The Honest Record
Across both lines, ancestors who told the truth at a cost, and one whose diary told the truth in spite of him.
Samuel Sewall · Robert Carter III · William Byrd II
Samuel Sewall's Public Apology
★ ★ ★
Samuel Sewall was one of the nine judges who condemned people to death in the Salem Witch Trials of 1692. He was the only judge who ever publicly accepted personal blame. Five years after the trials, he stood in his pew at Old South Church while his written confession was read aloud to the congregation, and stood in silence while every word was heard. The same Samuel Sewall wrote The Selling of Joseph in 1700, one of the first anti-slavery pamphlets published in America. He argued directly that enslaved Africans were fully human and that the slave trade was a moral abomination. He was publicly ridiculed for it. He published it anyway.
The Deed of Gift
★ ★ ★
Robert Carter III was the grandson of Robert "King" Carter, the most powerful planter in colonial Virginia history and a direct ancestor in this family tree. In 1791, after a religious conversion, Carter quietly filed a legal document arranging for the gradual manumission of 452 enslaved people, the largest single act of private emancipation in American history before the Civil War. He did this without fanfare and without seeking credit. Virginia society largely shunned him for it. He died in relative obscurity. The 452 people he freed have descendants alive today.

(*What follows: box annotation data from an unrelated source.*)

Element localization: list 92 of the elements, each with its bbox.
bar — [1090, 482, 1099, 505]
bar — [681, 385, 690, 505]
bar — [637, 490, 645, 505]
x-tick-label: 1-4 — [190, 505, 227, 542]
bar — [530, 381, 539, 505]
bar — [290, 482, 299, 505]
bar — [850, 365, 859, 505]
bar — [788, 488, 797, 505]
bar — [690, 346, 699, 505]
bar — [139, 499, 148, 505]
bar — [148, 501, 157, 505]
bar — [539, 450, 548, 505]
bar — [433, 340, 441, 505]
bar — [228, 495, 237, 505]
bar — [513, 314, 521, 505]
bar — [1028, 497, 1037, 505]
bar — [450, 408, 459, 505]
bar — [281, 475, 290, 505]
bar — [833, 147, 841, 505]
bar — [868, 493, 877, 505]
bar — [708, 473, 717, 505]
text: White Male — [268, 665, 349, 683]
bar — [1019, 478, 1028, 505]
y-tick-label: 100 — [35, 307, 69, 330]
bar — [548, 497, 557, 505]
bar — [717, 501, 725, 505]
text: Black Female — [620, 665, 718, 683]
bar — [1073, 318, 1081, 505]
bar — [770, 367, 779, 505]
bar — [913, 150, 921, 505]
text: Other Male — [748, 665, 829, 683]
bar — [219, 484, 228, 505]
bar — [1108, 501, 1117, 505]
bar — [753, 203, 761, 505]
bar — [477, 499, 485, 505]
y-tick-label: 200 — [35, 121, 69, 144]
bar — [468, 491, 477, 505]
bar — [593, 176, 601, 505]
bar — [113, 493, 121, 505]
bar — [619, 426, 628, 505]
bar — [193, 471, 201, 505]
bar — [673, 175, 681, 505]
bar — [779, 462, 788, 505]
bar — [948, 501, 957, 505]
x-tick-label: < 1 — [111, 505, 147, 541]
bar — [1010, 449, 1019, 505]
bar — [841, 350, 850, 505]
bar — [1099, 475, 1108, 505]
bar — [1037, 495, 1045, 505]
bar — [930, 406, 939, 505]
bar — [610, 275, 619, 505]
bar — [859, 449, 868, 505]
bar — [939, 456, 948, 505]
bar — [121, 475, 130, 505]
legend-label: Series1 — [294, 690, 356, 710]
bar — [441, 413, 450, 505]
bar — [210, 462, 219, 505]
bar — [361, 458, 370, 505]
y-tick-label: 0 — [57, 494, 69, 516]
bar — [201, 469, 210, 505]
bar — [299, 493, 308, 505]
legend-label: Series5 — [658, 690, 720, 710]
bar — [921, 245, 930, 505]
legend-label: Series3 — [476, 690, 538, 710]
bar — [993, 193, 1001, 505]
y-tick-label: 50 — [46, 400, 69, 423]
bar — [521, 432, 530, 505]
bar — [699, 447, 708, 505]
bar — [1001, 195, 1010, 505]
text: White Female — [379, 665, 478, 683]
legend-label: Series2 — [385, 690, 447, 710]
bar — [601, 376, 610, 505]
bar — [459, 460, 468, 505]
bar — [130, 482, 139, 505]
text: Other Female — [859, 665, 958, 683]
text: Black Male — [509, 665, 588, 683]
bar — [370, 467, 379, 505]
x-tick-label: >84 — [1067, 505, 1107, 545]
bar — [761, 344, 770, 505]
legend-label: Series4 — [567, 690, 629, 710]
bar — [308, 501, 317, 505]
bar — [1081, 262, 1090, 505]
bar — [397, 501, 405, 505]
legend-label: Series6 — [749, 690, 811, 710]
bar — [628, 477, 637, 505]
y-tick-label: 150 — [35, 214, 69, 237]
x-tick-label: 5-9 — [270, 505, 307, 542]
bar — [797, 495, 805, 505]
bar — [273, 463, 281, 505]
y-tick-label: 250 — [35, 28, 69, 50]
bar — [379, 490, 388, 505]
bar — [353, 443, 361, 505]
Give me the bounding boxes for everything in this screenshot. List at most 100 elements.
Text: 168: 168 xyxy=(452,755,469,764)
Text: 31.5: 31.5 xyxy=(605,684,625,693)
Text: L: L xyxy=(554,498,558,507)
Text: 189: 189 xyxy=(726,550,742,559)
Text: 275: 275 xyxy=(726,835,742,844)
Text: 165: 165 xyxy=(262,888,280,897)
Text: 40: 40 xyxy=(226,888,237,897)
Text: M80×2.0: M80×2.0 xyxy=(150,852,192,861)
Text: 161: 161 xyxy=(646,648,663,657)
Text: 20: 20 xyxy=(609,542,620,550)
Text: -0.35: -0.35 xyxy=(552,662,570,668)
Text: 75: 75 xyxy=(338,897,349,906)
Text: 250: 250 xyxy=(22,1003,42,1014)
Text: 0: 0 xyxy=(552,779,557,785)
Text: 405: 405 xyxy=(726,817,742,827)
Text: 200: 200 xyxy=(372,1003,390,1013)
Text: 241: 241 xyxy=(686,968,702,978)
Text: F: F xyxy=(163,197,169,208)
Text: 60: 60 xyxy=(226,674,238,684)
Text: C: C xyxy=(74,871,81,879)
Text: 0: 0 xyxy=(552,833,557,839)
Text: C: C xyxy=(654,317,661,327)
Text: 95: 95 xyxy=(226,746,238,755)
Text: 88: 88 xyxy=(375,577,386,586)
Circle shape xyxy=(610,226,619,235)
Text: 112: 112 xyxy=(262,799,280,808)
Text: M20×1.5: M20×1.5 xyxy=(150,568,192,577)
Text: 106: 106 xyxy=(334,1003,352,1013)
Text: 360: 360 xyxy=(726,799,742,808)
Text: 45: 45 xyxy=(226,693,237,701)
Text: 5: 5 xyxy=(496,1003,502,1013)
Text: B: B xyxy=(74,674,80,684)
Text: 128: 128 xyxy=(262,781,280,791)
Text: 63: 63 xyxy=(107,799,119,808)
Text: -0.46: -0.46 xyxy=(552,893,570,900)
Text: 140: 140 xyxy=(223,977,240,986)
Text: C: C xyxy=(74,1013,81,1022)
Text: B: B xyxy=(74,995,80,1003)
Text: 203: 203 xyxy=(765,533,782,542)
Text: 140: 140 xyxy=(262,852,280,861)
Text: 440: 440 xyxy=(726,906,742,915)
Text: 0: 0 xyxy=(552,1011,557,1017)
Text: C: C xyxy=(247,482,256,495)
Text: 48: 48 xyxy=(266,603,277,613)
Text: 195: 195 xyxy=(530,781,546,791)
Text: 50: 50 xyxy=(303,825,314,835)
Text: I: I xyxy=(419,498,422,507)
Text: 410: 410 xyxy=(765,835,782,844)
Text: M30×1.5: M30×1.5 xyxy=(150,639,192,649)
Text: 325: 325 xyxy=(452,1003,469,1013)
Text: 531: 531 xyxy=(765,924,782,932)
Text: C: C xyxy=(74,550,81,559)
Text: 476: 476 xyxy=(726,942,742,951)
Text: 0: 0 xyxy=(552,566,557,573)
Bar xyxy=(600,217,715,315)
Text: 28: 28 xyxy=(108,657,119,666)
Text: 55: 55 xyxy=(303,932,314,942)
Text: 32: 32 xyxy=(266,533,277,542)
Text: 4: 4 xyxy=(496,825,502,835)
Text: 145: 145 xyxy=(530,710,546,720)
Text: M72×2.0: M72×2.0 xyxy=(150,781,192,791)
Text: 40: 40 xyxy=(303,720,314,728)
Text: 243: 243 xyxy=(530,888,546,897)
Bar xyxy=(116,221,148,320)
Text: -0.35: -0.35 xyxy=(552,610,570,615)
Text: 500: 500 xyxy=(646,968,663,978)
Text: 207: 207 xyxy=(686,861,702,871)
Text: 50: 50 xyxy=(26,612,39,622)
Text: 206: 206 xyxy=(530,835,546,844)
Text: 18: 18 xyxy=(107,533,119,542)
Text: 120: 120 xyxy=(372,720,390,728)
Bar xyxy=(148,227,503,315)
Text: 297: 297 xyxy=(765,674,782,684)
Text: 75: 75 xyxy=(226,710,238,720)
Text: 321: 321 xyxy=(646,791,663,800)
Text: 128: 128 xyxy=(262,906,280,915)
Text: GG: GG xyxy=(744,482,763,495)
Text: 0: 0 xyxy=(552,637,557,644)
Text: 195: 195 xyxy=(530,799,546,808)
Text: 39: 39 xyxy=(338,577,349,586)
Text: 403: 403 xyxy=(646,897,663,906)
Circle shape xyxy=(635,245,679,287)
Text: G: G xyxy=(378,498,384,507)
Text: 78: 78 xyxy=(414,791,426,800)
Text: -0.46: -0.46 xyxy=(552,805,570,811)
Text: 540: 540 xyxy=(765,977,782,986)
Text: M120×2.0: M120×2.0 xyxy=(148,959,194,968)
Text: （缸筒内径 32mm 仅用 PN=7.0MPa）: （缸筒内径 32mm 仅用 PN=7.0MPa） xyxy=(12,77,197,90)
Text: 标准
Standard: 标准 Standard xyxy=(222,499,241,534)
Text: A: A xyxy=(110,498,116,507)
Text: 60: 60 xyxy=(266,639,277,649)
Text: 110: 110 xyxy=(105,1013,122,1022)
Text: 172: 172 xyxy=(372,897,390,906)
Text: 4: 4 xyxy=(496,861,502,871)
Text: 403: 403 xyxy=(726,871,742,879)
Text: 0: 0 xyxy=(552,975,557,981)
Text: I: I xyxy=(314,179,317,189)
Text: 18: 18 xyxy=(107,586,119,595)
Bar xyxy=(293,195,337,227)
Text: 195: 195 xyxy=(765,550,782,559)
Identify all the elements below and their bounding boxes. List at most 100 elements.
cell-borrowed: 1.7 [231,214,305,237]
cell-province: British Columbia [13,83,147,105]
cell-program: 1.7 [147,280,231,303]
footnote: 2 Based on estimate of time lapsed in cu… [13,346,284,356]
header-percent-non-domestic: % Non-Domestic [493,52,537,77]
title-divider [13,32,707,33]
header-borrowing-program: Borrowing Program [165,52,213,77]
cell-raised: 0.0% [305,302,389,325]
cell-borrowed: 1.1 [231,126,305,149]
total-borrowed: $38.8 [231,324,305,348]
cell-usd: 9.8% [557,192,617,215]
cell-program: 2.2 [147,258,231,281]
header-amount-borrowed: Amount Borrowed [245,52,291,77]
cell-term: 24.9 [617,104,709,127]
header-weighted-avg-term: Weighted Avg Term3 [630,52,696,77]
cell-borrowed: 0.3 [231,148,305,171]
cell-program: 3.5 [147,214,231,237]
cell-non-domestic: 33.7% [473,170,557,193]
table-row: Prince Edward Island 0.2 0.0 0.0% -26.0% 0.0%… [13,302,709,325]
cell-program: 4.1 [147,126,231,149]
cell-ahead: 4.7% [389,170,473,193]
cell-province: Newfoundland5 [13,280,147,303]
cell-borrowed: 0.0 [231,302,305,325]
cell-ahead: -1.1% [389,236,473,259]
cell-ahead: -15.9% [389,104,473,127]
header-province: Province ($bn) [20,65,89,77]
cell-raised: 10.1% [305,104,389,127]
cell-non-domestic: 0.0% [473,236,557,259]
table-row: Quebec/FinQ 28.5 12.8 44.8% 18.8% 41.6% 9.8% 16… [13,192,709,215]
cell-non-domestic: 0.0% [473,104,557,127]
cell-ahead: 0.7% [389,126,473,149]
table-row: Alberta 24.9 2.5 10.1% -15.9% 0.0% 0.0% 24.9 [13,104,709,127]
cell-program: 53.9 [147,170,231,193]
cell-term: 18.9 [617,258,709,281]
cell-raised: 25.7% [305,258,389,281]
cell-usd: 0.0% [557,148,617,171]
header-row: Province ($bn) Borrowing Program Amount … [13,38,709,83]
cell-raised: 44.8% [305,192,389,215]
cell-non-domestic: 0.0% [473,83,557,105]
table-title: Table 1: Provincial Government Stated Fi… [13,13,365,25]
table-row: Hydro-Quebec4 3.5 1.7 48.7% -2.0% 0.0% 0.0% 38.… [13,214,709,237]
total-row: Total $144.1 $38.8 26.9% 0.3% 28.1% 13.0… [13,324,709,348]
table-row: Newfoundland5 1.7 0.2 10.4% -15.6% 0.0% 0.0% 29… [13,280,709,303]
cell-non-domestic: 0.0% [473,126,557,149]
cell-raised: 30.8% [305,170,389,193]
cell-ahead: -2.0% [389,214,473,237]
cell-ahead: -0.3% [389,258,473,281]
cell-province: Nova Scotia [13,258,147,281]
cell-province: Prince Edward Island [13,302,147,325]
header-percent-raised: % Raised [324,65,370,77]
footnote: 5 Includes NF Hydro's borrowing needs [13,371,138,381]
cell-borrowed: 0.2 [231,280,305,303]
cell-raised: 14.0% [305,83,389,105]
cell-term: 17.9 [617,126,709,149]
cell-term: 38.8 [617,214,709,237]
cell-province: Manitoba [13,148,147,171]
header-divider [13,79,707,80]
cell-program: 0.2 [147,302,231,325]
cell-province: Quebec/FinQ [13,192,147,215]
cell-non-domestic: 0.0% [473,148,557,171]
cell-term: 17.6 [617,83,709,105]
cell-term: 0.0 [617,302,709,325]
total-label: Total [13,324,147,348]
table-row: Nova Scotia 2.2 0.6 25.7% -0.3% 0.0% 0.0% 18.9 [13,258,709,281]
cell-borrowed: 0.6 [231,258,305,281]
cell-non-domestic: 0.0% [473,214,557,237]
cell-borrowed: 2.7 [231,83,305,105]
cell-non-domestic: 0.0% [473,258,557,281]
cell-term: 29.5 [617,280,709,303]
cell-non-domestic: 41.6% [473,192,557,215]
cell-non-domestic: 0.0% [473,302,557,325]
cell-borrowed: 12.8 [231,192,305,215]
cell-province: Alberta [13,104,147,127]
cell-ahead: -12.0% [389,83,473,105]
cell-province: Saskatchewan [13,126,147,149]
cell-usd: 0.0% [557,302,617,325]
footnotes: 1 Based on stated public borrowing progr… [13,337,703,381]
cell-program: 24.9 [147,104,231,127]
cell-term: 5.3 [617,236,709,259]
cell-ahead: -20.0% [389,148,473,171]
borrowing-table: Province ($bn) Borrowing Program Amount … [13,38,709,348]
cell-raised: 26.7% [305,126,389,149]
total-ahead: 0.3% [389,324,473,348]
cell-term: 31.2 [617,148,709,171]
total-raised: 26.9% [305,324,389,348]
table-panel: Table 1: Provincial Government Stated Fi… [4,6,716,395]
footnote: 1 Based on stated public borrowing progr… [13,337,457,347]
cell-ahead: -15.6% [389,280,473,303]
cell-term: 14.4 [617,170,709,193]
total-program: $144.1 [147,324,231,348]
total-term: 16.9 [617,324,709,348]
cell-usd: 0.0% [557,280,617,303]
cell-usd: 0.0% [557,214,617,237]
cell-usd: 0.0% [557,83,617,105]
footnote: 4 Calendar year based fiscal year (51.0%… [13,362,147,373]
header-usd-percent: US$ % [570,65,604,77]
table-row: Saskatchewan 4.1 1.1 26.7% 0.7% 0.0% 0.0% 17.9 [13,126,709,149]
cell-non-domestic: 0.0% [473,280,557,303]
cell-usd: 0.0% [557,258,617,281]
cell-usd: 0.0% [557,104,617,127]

The Counterpoint Within the Family
The Deed of Gift matters because it came from within the family that built the system. A direct descendant of "King" Carter looked at the same inheritance and chose to do something entirely different with it. That tension, and that choice, is part of the honest history of this family.
Samuel Sewall's public apology, Abraham Davenport's refusal to adjourn, Robert Carter III's Deed of Gift: these are the moments where members of this family looked at the world they had inherited and pushed back against it at real personal cost. That pattern, repeated across generations and across both family lines, is one of the things worth carrying forward.
William Byrd II Writes It All Down
Our colonial ancestor and the founder of Richmond kept a diary in shorthand, for his eyes only, which turned out to be sound editorial judgment. When it was decoded and published in the 1940s, it revealed a man who recorded, in the same flat tone he used for the weather, what he read in Greek before breakfast, his morning calisthenics, his marital relations, and the routine and brutal violence he inflicted on the people he enslaved. It is now considered one of the most important documents of colonial Virginia, precisely because of that flatness.
“I said my prayers and had good thoughts, good health, and good humor, thanks be to God Almighty.”
Postscript
A Second Diary
There is a strange symmetry worth noting. William Byrd's diary, above, was kept in secret, and it earned its secrecy.
A second Byrd diary, attributed to Admiral Richard Evelyn Byrd, has circulated on conspiracy forums since the 1970s, purporting to record a flight into a hidden world at the North Pole. The diary describes a temperate land beyond the ice, complete with lush greenery, mammoths, and a city of giants, none of which is there. It is not real. The Admiral's actual papers are held at Ohio State. So the record stands at one diary meant to be secret that earned it, and one meant to be public that never existed at all. Make of that what you will.